Chapter 2
L'Artefact Oublié
Un jour, un objet ancien surgit, chargé d'une énergie étrange. Sa découverte réveille en Lina des échos de souvenirs enfouis et fait vibrer en elle des pouvoirs insoupçonnés, liés à son sourire.
Le soleil du matin caressait les toits de chaume du village d'Aethel, projetant des ombres douces sur les chemins de terre battue. Lina, comme à son habitude, était déjà dehors, son panier à la main, se dirigeant vers le marché. Son sourire, une étoffe tissée de lumière et de douceur, accueillait chaque visage croisé. Les villageois lui rendaient son sourire, un échange silencieux de bienveillance qui semblait sceller la quiétude de leur existence. Pourtant, derrière cette façade lumineuse, une mélancolie subtile dansait dans le reflet de ses yeux clairs, une tristesse que personne ne semblait percevoir, ou peut-être, que personne ne voulait voir.
Ce jour-là, pourtant, quelque chose dans l'air était différent. Une vibration légère, presque imperceptible, comme le murmure d'une ancienne chanson oubliée. Elle émanait de la vieille forêt qui bordait Aethel, une forêt aux arbres noueux et aux secrets millénaires, que les villageois évitaient avec une respectueuse appréhension. Lina, elle, ressentait une attraction étrange, une curiosité mêlée d'une nostalgie qu'elle ne parvenait pas à nommer.
Elle finit par s'écarter du chemin familier, ses pas la guidant instinctivement vers les profondeurs ombragées. Les arbres se faisaient plus denses, leurs branches s'entremêlant pour former une voûte naturelle, filtrant la lumière du soleil en faisceaux d'or poussiéreux. L'air se fit plus frais, chargé d'une odeur de terre humide et de mousse ancienne. C'est alors qu'elle le vit. Niché au creux des racines d'un chêne séculaire, un objet étrange reposait, comme s'il avait été déposé là par une main invisible.

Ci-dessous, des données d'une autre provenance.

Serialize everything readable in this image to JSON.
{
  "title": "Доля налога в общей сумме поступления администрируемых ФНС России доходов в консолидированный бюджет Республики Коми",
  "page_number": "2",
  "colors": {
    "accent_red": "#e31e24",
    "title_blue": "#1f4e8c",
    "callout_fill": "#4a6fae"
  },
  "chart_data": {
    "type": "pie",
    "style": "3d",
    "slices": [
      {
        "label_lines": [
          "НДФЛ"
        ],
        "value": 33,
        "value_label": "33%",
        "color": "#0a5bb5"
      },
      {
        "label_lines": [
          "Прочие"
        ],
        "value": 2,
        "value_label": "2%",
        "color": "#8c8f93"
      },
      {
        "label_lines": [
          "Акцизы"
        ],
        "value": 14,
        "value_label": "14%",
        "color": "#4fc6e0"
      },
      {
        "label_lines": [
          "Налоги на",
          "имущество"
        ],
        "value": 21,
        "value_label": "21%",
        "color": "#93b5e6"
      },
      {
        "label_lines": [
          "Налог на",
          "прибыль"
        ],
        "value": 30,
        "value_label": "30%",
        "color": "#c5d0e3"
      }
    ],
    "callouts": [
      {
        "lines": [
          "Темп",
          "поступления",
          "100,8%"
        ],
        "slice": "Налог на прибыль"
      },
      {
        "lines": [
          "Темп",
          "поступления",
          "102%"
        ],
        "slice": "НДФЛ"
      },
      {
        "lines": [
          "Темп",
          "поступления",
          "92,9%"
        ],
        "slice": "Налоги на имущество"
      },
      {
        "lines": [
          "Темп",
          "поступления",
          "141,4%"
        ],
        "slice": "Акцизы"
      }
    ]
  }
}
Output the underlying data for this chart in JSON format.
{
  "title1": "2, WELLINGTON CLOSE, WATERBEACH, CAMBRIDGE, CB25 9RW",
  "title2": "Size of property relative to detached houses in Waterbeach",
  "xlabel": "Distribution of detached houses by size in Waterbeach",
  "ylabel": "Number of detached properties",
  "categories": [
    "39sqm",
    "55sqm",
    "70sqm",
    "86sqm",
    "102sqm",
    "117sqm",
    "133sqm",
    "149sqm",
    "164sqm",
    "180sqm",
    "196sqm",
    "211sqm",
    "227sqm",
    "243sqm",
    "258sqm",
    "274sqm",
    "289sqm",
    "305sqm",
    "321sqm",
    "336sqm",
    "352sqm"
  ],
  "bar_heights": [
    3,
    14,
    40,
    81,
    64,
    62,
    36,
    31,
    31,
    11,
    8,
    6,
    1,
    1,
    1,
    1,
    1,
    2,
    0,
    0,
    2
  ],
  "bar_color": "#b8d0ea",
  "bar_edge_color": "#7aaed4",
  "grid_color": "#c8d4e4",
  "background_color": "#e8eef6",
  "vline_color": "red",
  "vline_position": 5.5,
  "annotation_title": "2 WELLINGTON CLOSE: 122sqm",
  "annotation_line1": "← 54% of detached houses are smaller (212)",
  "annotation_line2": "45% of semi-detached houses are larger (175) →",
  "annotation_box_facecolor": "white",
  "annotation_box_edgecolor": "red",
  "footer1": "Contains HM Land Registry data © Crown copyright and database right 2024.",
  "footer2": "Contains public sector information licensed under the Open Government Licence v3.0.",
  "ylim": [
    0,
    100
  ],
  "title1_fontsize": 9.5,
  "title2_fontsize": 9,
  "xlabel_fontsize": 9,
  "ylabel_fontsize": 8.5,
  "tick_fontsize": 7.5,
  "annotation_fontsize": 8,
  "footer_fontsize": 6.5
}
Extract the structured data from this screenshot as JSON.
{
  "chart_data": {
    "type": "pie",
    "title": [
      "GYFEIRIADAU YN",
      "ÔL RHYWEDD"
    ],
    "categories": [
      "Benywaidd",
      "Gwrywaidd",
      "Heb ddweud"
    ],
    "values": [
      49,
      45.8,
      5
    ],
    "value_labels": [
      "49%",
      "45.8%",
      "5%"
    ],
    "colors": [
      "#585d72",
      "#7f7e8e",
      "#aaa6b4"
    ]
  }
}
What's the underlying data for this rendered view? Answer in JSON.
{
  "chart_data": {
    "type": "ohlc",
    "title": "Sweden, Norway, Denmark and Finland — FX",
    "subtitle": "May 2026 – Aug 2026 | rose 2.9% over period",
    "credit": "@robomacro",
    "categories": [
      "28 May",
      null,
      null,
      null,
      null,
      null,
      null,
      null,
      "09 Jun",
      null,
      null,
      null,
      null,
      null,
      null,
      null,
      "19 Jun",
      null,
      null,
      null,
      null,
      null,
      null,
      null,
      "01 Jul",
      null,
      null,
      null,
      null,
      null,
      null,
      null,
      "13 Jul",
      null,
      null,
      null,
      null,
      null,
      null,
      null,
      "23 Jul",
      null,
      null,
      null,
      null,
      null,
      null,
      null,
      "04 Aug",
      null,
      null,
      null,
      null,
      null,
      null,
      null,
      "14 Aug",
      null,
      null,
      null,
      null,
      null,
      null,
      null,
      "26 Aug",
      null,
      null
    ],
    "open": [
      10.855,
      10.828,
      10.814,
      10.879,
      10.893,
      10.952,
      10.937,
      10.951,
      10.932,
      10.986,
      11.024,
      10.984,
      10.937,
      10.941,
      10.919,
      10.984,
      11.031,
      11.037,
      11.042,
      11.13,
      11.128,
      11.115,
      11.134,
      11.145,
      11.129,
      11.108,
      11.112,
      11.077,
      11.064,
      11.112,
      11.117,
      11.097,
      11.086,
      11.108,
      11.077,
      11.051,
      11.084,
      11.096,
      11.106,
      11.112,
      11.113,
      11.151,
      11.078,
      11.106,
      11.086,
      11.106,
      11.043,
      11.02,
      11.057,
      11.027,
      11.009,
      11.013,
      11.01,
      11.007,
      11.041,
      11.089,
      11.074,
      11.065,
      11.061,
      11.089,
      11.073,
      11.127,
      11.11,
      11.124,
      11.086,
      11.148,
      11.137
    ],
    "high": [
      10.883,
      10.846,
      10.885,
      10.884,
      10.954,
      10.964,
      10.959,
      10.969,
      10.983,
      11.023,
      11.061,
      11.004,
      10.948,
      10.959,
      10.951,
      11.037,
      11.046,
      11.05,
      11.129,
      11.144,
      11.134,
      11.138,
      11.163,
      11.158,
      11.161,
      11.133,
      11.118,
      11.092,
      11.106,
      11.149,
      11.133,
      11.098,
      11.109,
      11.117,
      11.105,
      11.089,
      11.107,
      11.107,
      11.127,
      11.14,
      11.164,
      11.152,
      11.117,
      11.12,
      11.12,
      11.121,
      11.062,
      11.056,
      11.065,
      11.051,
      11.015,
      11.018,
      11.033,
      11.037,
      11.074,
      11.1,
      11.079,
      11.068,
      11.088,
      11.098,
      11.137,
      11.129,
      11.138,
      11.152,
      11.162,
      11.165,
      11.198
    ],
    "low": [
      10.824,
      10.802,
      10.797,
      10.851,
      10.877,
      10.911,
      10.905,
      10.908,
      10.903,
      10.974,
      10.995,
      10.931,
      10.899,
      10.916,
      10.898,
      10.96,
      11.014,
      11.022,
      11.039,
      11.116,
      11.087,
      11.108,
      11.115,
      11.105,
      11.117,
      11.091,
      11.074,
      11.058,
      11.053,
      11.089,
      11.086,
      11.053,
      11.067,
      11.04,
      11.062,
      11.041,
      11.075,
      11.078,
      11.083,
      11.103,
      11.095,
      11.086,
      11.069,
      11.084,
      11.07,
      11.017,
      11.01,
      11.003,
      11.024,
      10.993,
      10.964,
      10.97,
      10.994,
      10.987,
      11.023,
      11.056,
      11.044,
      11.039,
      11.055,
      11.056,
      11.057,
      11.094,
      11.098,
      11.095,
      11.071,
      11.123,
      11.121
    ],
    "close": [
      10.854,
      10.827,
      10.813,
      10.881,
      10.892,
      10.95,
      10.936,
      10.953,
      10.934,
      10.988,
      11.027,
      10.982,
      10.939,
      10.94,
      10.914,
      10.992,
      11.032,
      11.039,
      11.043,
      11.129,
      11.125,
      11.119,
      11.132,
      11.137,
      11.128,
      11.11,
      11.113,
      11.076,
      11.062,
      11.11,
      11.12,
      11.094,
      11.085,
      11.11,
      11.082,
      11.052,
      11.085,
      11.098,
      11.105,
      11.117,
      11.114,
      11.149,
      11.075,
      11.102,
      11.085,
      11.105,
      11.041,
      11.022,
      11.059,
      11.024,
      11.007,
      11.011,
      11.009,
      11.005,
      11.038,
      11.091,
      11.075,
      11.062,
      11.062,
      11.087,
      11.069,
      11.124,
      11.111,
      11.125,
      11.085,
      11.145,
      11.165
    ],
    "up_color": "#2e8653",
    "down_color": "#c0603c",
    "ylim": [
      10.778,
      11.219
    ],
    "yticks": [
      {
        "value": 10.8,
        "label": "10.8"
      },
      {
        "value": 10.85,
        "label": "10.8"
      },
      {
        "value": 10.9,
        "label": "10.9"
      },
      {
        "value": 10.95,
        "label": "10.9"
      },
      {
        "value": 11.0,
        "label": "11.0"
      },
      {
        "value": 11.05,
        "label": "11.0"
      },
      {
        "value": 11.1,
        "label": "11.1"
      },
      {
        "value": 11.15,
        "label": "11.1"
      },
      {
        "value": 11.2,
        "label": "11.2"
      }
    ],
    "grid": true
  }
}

Ce n'était ni une pierre, ni un morceau de bois. C'était une sphère, d'un métal sombre et patiné par le temps, parcourue de gravures complexes dont les formes semblaient danser sous son regard. Une lumière bleutée pulsait faiblement à l'intérieur, une lueur douce mais insistante qui semblait appeler à elle. En s'approchant, Lina sentit une chaleur étrange émaner de l'artefact, une chaleur qui ne brûlait pas, mais qui réchauffait ses os, éveillant en elle des sensations inconnues.
Lorsqu'elle tendit la main pour le toucher, une vague de souvenirs submergea son esprit. Des images floues, des éclats de rire lointains, des visages qu'elle ne reconnaissait pas, mais qui lui semblaient familiers. Une sensation de puissance, d'énergie brute, jaillit de son ventre, remontant le long de sa colonne vertébrale, jusqu'à ses lèvres. Et sans qu'elle ne le veuille, son sourire s'élargit, mais ce n'était pas le sourire habituel, doux et rassurant. Celui-ci était teinté d'une lumière éclatante, d'une force nouvelle qui irradiait d'elle.
Les gravures sur la sphère s'illuminèrent d'un coup, projetant sur le sol de la forêt des motifs lumineux qui semblaient s'animer. Une mélodie ancienne, faite de notes cristallines, emplit l'air, et Lina sentit son propre corps vibrer à l'unisson. C'était comme si l'objet, et la forêt elle-même, résonnaient avec quelque chose en elle, quelque chose qu'elle avait toujours porté sans jamais le comprendre.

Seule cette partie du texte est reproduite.